With such dry and combustible wood to stoke a fire, the men who died on it, and centrally Savanarola, inevitably became lost from view. Only in recent years has he been studied as a person and not as a cipher of a thousand causes and a hundred fears.
In Australia, we don't do bonfires so melodramatically, but we do take bushfires seriously. In the fires still threatening New South Wales and Queensland, and feared in the other states, it was impossible not to feel for the people whose lives, hopes, possessions and histories were threatened by the flames. Bushfires are a human catastrophe evoking awe and compassion.
As with the bonfires in Florence, however, the bushfires also put on view all the relationships between people and with the natural world that shape a society. The passions and interests evoked by these relationships can similarly distract from the plight of the people threatened by the fire.

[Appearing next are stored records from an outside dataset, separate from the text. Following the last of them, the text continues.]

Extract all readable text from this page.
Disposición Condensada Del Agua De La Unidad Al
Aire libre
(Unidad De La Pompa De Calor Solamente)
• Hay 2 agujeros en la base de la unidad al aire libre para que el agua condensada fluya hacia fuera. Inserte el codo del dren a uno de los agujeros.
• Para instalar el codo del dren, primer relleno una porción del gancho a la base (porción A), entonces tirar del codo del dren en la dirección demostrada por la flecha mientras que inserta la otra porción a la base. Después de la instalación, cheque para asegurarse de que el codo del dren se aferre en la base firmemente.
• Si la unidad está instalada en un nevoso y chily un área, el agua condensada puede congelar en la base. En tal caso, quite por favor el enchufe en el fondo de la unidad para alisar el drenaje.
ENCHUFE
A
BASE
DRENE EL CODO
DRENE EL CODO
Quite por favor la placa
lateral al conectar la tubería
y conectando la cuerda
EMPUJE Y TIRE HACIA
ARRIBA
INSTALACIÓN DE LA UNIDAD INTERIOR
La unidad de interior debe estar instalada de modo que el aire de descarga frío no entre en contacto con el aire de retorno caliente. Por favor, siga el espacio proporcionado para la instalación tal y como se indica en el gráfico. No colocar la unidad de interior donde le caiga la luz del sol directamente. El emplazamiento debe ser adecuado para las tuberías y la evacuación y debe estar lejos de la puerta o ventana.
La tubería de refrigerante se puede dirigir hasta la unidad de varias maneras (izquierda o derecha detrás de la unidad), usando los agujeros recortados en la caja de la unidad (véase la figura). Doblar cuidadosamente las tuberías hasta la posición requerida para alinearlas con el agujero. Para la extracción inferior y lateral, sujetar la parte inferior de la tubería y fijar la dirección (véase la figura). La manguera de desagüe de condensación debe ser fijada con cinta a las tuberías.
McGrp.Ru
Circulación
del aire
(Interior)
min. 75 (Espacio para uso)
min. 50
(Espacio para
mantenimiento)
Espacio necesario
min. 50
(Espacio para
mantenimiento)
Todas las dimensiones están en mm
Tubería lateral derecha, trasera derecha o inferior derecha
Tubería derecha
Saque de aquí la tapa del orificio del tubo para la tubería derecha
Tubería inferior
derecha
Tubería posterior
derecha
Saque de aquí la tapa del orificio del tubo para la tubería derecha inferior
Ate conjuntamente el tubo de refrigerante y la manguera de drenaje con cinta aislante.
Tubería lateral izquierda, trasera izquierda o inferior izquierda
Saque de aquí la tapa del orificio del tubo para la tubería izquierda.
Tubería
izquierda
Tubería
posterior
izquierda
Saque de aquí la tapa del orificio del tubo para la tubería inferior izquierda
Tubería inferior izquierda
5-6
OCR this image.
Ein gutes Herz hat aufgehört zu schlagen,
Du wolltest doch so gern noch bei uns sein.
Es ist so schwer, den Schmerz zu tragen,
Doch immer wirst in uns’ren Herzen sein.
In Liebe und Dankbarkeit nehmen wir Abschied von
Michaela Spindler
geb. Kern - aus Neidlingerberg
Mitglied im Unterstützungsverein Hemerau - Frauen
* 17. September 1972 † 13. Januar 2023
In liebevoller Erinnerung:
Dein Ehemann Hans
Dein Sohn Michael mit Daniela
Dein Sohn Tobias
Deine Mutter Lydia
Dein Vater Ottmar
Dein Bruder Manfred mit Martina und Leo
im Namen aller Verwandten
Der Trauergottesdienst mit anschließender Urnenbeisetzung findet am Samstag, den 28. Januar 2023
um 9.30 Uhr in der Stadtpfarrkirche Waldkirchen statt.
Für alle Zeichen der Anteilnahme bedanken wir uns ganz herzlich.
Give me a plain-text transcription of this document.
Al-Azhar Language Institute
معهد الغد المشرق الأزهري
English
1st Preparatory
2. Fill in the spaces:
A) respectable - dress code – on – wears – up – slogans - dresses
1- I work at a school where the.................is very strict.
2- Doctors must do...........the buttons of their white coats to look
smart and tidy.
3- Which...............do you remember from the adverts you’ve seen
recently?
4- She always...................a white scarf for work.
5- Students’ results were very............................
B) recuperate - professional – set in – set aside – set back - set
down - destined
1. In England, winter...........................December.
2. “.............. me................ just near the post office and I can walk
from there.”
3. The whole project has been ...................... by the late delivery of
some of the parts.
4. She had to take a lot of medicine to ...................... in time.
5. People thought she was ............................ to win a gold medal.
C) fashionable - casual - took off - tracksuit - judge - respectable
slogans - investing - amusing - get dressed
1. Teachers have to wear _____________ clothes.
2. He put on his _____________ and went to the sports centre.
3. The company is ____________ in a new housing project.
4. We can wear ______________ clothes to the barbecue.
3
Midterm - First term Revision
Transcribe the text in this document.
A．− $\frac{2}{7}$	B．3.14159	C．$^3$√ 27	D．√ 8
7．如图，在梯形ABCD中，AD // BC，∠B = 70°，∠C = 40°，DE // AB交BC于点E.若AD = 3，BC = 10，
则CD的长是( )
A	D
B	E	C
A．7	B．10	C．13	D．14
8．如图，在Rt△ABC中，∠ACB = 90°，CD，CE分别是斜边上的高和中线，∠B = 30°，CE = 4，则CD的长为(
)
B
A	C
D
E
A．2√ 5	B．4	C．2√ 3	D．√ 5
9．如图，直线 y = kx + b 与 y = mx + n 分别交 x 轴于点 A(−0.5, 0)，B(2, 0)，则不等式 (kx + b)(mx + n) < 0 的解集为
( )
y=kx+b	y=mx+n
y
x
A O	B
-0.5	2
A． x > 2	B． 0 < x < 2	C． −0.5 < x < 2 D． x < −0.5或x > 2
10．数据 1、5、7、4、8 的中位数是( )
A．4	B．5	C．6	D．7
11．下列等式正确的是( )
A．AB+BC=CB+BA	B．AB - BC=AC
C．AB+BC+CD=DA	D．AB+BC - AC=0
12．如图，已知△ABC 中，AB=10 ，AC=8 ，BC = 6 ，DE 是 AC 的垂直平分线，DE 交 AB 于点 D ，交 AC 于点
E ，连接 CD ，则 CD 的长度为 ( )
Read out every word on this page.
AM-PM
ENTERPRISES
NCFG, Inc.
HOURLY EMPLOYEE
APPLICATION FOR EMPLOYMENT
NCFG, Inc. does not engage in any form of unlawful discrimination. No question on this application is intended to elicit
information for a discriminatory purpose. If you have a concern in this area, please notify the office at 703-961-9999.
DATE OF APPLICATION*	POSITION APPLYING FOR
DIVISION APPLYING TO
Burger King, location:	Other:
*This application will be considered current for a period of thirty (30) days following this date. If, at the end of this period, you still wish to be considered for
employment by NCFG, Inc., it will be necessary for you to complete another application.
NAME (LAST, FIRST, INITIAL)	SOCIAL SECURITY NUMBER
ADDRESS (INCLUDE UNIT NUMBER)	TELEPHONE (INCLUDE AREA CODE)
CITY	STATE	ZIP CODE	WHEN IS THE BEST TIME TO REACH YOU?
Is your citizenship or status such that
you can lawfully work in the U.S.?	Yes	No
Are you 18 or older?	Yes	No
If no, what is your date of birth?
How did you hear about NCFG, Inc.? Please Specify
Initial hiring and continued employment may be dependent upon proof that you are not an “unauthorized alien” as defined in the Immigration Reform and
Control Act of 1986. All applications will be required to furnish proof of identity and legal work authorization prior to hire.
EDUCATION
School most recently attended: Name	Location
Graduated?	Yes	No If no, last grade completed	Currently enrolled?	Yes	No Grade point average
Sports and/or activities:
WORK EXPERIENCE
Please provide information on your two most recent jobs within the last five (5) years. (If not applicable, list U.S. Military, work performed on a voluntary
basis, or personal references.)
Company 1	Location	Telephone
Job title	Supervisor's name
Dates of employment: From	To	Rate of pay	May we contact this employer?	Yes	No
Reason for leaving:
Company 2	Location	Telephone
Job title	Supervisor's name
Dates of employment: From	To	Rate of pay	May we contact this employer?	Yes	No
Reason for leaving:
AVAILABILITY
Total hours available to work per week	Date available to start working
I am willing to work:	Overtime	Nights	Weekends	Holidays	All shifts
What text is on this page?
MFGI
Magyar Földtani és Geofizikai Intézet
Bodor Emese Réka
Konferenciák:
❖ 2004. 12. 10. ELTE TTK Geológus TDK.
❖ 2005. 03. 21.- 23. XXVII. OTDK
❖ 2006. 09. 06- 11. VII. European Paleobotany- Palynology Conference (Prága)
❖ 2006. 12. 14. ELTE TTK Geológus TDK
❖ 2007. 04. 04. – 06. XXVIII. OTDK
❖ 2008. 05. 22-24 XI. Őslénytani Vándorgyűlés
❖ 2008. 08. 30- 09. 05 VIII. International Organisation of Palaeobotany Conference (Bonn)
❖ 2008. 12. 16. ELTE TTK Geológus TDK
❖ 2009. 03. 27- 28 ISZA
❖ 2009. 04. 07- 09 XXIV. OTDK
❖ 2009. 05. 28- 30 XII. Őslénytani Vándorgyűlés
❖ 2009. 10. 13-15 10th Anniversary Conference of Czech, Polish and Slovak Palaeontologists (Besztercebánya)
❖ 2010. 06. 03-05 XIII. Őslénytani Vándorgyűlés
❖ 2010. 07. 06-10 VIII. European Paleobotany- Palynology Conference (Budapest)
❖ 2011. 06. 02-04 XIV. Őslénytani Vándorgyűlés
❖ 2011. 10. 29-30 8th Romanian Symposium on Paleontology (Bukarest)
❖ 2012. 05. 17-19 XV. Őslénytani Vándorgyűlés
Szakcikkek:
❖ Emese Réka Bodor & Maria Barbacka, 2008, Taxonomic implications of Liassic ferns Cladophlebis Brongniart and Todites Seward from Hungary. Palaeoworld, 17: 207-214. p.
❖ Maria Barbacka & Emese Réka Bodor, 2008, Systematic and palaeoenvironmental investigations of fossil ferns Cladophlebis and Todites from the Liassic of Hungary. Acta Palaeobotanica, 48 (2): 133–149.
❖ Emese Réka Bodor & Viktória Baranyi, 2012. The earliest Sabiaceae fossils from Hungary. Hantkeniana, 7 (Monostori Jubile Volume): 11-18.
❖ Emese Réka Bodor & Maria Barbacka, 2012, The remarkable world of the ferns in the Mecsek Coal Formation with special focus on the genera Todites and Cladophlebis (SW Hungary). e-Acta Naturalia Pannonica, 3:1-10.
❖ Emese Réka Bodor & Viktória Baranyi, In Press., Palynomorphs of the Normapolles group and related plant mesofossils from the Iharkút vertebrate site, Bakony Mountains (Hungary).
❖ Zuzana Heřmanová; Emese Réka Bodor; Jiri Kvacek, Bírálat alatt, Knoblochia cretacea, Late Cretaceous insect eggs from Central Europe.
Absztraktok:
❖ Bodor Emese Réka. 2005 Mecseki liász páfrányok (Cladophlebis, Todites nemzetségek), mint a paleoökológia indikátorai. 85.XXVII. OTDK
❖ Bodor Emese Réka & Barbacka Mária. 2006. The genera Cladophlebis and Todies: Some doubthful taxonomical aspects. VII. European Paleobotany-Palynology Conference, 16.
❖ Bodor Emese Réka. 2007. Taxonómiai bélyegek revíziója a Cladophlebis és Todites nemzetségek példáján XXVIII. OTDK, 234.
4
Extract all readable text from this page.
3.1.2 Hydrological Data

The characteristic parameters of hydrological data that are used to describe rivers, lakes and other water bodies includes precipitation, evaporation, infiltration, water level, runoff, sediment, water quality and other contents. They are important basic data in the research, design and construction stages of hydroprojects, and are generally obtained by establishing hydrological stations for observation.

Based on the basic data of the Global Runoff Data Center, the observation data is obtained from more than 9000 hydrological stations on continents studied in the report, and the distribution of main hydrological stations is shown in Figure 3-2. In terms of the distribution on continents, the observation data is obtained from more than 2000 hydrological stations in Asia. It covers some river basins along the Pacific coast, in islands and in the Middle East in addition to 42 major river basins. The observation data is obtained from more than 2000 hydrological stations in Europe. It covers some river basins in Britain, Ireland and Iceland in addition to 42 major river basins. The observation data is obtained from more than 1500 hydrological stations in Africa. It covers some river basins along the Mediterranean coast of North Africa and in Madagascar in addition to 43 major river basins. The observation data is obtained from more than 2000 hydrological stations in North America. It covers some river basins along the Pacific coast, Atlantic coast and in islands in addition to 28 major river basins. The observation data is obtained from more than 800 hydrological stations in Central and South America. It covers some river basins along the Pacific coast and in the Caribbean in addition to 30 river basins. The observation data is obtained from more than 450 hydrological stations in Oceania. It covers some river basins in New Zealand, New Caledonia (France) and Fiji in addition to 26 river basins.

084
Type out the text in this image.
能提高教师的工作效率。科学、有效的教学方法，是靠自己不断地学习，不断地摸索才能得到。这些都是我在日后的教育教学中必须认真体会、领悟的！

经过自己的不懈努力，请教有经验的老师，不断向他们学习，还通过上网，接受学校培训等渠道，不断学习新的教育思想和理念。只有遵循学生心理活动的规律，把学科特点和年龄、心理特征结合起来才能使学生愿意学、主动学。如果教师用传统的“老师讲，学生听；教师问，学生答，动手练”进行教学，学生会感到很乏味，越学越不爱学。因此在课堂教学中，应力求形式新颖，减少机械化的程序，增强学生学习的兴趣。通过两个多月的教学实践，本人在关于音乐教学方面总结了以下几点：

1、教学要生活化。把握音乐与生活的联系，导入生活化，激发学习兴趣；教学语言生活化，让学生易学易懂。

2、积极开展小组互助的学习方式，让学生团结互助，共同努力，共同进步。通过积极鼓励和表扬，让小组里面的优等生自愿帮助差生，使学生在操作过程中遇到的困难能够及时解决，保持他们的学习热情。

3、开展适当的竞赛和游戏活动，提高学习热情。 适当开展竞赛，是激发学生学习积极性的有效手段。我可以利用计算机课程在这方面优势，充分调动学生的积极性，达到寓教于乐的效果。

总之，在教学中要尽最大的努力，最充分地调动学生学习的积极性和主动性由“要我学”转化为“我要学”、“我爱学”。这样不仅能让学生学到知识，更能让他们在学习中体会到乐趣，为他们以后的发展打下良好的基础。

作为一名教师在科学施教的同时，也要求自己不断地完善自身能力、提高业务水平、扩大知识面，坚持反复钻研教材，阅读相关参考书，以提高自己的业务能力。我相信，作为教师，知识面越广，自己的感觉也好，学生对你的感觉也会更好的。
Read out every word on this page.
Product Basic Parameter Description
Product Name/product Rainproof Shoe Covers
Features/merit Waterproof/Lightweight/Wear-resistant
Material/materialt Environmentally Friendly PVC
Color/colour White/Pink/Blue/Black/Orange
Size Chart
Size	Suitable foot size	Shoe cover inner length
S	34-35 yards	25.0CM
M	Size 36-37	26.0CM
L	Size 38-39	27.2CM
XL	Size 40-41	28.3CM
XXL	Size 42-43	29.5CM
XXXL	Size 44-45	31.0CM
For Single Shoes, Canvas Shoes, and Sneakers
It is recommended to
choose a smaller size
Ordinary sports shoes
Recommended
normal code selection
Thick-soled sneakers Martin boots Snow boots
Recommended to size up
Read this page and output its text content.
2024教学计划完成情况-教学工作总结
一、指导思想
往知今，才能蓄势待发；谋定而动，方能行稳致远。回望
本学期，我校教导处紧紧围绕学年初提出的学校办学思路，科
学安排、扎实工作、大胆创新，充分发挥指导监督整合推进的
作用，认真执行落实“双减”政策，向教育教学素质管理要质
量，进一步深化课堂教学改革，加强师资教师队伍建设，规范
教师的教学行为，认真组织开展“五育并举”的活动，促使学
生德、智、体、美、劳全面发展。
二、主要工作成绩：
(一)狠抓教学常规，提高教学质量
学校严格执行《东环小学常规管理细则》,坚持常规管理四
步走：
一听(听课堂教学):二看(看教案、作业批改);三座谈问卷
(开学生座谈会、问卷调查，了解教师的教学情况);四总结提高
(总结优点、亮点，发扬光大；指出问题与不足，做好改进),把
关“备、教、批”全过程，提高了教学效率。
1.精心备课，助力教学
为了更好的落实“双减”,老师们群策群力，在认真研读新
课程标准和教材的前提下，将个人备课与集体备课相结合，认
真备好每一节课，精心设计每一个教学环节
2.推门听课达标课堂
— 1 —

In Australian bushfires, these passions were aroused when attention turned to the reasons why the fires are so dangerous, and particularly to the part that climate change plays in them. This question threatens political and economic interests. Once it was raised it led to vicious argument, to rehearsing of factional grievances, and to widespread disgust that the plight of the victims of the fire was subordinated to partisan abuse. The vanities of politics and ego that ought to have been thrown on the bonfire were instead pumped up and put on shameless display.
"This only intensified the widespread suspicion that politicians have neither the interest nor the capacity to address the serious issues that face Australia in the era of climate change."
The comparison with Savanarola suggests how readily in public life attention turns from the lives of people to larger issues in which they are seen as ciphers. The larger issues of inequality, hypocrisy and conspicuous display of wealth in Florence, and of the effects of climate change in Australia, are important to reflect and act on, but in public conversation, they have often been raised and debated in order to defend power.
In the case of the bushfires this partisan interest inevitably led to a secondary debate between politicians defending their own reputation and record of governance. This was unseemly, and only intensified the widespread suspicion that politicians have neither the interest nor the capacity to address the serious issues that face Australia in the era of climate change.
The fact that they so easily turned their attention away from the lives of the people threatened by fire to brawling about their own virtues and lack of them offers little hope that the lives of Australians will count with them when they reflect on the causes and the proper response to the fires.
The violence of the fires combined with the heat and drought that formed their backdrop, of course, do demand reflection, and clearly that reflection will focus on the effects of climate change. Scientists, heads of fire departments and other public servants are already engaged formally in those discussions and others more generally.
During the crisis, however, public attention should focus on the people affected by the fire and on how we might support them. Raucous debate and polemic are vanities at such a time and should be thrown on the bonfire.